Недавний любовник испуганно замер, глядя, как я, взяв чехол, направилась к двери. По выражению его лица было ясно, что такого развития событий он не предвидел.
– Я подам в отставку! – выпалил Райц, и в его голосе послышалось отчаяние человека, доведенного до крайности, но все равно жаждущего того, что может быть для него опасным. – Скажу, что болен и не могу больше преподавать.
Положив ладонь на круглую ручку двери, я остановилась:
– Зачем?
– Потому что должен это сделать! – крикнул Райц.
Он выглядел совсем потерянным, будто только сейчас понял, какими могут быть последствия дефлорации девушки на полу учебного кабинета. Мне хотелось засмеяться при виде раскаяния, охватившего профессора. Как это было глупо! Он мог лгать мне, моей матери, своей жене и всей консерватории и вот теперь, когда получил желаемое, чувствовал одни только угрызения совести. Как ребенок, подумала я, который жалеет о сломанной игрушке после того, как обращался с ней слишком грубо.

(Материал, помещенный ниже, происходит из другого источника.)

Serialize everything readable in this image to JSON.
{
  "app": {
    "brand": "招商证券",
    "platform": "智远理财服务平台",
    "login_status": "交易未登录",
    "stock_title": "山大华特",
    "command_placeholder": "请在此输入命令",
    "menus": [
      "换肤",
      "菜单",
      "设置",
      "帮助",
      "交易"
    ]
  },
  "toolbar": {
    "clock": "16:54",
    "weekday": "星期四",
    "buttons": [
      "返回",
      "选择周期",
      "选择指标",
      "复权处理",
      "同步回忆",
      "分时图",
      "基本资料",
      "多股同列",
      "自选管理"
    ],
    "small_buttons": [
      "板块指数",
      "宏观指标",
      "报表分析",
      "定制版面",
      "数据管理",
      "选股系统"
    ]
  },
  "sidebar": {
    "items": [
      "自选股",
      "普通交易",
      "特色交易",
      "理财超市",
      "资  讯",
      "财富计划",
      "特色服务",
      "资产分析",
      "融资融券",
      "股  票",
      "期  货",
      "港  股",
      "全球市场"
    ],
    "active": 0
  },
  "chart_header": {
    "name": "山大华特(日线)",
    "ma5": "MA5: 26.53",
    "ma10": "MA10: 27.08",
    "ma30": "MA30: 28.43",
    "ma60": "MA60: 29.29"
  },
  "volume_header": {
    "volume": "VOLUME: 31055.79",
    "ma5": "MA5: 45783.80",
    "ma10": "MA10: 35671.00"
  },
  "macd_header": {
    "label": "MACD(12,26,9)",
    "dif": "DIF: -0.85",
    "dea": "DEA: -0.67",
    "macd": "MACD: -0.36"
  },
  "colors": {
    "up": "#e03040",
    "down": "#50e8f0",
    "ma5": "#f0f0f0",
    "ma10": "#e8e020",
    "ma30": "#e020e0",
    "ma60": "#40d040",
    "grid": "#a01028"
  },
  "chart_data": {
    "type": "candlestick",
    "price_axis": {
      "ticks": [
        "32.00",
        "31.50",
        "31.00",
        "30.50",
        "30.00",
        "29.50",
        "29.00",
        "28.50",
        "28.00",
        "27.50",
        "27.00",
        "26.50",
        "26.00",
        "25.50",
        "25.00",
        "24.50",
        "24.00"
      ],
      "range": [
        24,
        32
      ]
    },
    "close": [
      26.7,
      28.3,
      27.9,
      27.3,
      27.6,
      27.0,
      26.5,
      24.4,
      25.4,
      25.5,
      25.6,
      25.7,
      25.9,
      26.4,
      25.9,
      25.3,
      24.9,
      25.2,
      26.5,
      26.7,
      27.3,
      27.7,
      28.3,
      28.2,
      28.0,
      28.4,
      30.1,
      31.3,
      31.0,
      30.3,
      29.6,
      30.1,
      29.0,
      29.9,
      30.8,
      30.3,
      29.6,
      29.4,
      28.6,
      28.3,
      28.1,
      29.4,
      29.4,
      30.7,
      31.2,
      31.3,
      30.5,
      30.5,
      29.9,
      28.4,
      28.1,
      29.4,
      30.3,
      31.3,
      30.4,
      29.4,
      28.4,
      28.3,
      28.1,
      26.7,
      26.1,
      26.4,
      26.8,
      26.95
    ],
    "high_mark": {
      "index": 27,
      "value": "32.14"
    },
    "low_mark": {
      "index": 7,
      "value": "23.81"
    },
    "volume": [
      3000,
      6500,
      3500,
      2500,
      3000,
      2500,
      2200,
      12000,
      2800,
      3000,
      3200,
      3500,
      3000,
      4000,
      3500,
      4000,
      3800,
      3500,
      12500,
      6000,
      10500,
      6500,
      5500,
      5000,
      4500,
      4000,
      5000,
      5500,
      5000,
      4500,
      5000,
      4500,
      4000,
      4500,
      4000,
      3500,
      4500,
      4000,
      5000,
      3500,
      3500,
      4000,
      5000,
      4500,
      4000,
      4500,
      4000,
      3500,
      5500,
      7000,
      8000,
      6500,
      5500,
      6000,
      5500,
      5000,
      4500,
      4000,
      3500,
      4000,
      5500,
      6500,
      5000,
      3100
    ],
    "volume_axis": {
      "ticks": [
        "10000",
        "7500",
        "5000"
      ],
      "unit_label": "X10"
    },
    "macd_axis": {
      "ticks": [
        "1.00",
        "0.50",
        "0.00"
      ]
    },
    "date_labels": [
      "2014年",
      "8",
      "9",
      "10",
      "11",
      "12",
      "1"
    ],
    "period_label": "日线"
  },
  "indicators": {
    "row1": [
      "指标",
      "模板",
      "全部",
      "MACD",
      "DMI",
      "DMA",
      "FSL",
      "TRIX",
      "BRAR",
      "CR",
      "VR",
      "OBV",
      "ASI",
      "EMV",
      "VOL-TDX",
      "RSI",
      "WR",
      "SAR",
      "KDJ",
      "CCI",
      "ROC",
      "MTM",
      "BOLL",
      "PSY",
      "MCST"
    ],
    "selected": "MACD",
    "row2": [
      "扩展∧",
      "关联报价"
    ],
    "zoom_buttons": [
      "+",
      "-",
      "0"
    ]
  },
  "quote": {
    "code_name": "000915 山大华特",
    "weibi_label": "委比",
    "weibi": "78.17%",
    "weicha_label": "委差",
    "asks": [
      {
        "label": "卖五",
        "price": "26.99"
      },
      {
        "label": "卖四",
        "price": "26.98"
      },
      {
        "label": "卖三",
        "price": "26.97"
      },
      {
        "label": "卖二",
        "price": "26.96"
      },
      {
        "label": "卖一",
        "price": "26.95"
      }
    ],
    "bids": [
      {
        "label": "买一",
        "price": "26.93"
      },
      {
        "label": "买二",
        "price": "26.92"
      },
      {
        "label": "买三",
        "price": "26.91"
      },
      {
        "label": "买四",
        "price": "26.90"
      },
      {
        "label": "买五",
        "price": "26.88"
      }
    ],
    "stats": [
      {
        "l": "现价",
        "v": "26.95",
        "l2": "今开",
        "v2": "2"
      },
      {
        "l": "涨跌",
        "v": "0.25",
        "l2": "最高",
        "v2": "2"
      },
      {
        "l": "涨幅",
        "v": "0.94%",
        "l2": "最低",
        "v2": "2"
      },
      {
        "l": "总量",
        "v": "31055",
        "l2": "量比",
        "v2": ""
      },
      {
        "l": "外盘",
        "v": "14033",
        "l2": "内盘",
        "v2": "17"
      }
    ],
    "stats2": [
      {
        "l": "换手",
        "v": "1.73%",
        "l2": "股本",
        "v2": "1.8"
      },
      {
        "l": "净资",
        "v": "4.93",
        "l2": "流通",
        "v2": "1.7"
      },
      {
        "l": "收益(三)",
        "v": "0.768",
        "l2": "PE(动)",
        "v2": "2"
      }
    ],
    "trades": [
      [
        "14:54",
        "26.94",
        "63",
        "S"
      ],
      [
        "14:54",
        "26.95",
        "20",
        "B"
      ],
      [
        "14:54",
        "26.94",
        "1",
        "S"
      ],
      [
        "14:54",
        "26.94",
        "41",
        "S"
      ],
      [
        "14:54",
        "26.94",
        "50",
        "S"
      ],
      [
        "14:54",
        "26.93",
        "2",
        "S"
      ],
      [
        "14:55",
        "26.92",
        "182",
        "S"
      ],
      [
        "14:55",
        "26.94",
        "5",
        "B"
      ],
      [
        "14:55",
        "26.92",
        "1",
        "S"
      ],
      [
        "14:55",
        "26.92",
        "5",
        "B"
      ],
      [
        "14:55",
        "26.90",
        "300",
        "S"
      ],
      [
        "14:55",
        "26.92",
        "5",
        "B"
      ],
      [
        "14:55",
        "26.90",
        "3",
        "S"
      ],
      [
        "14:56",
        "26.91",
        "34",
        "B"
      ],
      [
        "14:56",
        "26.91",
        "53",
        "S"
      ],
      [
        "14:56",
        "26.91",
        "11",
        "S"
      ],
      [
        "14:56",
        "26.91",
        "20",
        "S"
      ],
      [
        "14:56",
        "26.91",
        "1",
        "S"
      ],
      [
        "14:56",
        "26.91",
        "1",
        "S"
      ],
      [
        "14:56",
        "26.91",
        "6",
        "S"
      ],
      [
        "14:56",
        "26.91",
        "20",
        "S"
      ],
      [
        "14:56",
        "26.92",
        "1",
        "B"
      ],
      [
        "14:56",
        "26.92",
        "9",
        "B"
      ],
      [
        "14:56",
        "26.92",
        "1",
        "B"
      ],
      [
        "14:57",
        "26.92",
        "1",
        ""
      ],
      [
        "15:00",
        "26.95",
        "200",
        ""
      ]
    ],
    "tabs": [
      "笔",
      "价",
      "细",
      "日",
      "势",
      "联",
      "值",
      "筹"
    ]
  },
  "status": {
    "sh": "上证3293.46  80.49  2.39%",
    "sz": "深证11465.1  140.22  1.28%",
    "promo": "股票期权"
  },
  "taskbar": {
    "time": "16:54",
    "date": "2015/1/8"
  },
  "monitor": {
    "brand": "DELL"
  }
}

– Не увольняйтесь из-за меня, – успокоила я его и отперла дверь. – Я никому не скажу.
Так это началось.
Стыд по-прежнему мучил Райца, однако желание оказалось сильнее, и профессор возобновил занятия со мной. А когда его жена отправлялась навестить родственников, он приглашал меня домой и укладывал в свою постель. Он был нежен и обладал чувствительностью музыканта, которую легко было взбудоражить. Он играл на мне, и под моей плотью будто вибрировали струны; он научил меня большему, чем ему удавалось добиться от меня на уроках. Я узнала, что не отличаюсь от других девушек. Я такая же, как они, и у меня те же ощущения и порывы, тот же голод. Сама того не понимая, я начала видеть хрупкость Райца, которая, будто старая рана, незаметная снаружи, терзала его изнутри.
Однажды он взял мою скрипку, которая обошлась матери в две с половиной тысячи марок, небольшое состояние, служившее мне укором всякий раз, как я убирала инструмент в чехол, и, нежа ее пальцами, исполнил такую жалостливую сонату и с таким совершенством, что я разрыдалась.
– Вы – маэстро, – сказала я, прижимая руки к груди.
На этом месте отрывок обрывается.